Low-Tech Attacks Still Get the Job Done


A hospital employee who worked as a security guard was able to install botnets on hospital computers, according to a recent FBI release. Jesse William McGraw, also known as GhostExodus, worked for United Protection Services in Dallas, Texas. McGraw walked into Carrel Clinic, where he worked, and installed malicious software on confidential systems and systems that managed the building's HVAC system, all while videotaping himself performing the antics like he was in a Mission Impossible movie.


I think what is interesting here are a few points:


  1. It was an inside job.
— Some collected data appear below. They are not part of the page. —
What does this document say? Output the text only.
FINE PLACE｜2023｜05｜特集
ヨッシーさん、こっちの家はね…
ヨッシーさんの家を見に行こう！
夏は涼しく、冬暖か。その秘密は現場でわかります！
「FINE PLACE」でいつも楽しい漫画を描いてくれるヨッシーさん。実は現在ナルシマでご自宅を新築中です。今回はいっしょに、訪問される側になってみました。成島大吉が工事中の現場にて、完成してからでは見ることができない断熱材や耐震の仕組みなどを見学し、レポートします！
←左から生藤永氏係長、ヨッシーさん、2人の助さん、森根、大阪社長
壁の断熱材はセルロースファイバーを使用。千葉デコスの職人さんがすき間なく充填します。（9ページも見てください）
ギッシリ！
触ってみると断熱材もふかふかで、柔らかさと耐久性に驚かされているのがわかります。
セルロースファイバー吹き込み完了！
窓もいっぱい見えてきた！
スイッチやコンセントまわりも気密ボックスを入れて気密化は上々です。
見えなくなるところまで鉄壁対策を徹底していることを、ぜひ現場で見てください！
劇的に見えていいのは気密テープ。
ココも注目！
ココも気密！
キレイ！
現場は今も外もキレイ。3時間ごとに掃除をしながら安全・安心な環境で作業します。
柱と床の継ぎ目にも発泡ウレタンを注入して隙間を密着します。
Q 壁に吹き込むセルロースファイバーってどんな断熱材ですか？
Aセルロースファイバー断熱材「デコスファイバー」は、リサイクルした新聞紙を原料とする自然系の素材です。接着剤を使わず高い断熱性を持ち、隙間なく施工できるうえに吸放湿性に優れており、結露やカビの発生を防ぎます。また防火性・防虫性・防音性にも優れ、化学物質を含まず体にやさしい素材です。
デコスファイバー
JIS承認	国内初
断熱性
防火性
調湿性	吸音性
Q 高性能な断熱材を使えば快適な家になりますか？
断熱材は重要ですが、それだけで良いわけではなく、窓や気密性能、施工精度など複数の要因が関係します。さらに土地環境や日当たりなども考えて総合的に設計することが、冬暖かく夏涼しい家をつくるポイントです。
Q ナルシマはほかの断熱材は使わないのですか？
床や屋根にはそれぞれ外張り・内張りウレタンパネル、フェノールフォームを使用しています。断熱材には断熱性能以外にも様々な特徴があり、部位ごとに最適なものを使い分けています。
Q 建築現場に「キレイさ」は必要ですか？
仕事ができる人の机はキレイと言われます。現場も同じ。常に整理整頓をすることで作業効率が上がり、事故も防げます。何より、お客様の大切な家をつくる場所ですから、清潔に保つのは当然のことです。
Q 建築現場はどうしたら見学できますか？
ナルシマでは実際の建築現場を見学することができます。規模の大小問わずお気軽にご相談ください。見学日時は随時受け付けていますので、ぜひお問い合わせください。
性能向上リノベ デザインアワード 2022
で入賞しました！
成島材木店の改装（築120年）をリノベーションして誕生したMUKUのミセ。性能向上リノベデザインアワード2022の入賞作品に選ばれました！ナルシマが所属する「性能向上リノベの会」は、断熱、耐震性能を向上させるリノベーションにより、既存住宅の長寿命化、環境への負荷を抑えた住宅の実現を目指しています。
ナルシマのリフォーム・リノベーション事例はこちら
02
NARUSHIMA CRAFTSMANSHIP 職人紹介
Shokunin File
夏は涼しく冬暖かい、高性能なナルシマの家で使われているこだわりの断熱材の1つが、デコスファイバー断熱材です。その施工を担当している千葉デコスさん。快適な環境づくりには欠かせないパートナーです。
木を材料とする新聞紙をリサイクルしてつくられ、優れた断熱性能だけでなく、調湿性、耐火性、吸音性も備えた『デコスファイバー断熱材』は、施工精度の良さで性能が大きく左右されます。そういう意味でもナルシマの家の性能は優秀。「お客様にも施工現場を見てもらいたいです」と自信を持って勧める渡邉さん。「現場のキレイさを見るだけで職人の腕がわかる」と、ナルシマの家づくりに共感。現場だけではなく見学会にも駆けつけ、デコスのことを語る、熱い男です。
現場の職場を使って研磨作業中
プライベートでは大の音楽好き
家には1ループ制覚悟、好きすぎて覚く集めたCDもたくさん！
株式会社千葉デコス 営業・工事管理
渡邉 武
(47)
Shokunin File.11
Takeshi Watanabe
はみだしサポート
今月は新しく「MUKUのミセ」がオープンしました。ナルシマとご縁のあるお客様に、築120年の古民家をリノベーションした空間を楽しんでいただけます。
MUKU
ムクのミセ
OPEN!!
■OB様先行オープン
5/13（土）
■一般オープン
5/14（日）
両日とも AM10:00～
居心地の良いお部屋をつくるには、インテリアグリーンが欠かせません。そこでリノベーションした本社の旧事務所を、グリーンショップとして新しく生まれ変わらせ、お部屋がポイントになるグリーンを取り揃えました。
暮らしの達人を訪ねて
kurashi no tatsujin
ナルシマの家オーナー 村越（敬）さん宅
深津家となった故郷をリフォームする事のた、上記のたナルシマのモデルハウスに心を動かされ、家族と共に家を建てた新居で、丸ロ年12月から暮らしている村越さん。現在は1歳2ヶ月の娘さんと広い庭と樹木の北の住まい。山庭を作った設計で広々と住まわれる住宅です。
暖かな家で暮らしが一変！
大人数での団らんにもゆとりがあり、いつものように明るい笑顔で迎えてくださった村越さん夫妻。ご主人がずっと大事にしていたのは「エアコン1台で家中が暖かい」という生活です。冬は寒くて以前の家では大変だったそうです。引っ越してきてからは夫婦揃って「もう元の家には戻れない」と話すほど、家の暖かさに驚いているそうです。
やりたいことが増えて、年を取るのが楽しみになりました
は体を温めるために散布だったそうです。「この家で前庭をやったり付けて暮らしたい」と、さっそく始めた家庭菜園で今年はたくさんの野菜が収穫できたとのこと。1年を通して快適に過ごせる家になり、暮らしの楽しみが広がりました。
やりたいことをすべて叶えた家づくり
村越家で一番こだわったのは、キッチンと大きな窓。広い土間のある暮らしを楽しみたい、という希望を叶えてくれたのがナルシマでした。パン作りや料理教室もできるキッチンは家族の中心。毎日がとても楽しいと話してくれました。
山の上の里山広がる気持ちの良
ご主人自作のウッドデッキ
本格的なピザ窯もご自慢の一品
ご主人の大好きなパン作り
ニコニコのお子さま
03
As we all know, the majority of attacks come from the inside of an organization.The level of trust that an organization must bestow on its employees in order to allow them to perform their duties opens innumerable doors to malicious activity. Strangely, surveys can still find lots of companies that report that they don't consider internal threats more serious than external threats.
  2. He did it by walking into the hospital and installing the software physically on each computer - very low-tech, but effective. Again, is attention being paid to the right thing? Many companies may be more concerned, especially right now, with employees taking data out the door, but this case shows that they need to be equally vigilant about employees, contractors, vendors or other visitors bringing something in.
  3. He didn't go for all high-profile systems. This would draw too much attention. Of course, what qualifies as high-profile will vary widely from organization to organization. This story from last year says that one internal thief at the U.S. Naval Research Laboratory carried out almost 19,000 separate pieces of equipment, complete with data, over the course of 10 years.
  4. He videotaped himself committing the crime. Okay, the last point just proves he is an idiot. Taken holistically, though, this shows that no matter how much hardware, software, monitoring, or people we throw at security, we are still vulnerable to a low-tech attack, and perhaps even more so than the high-tech version.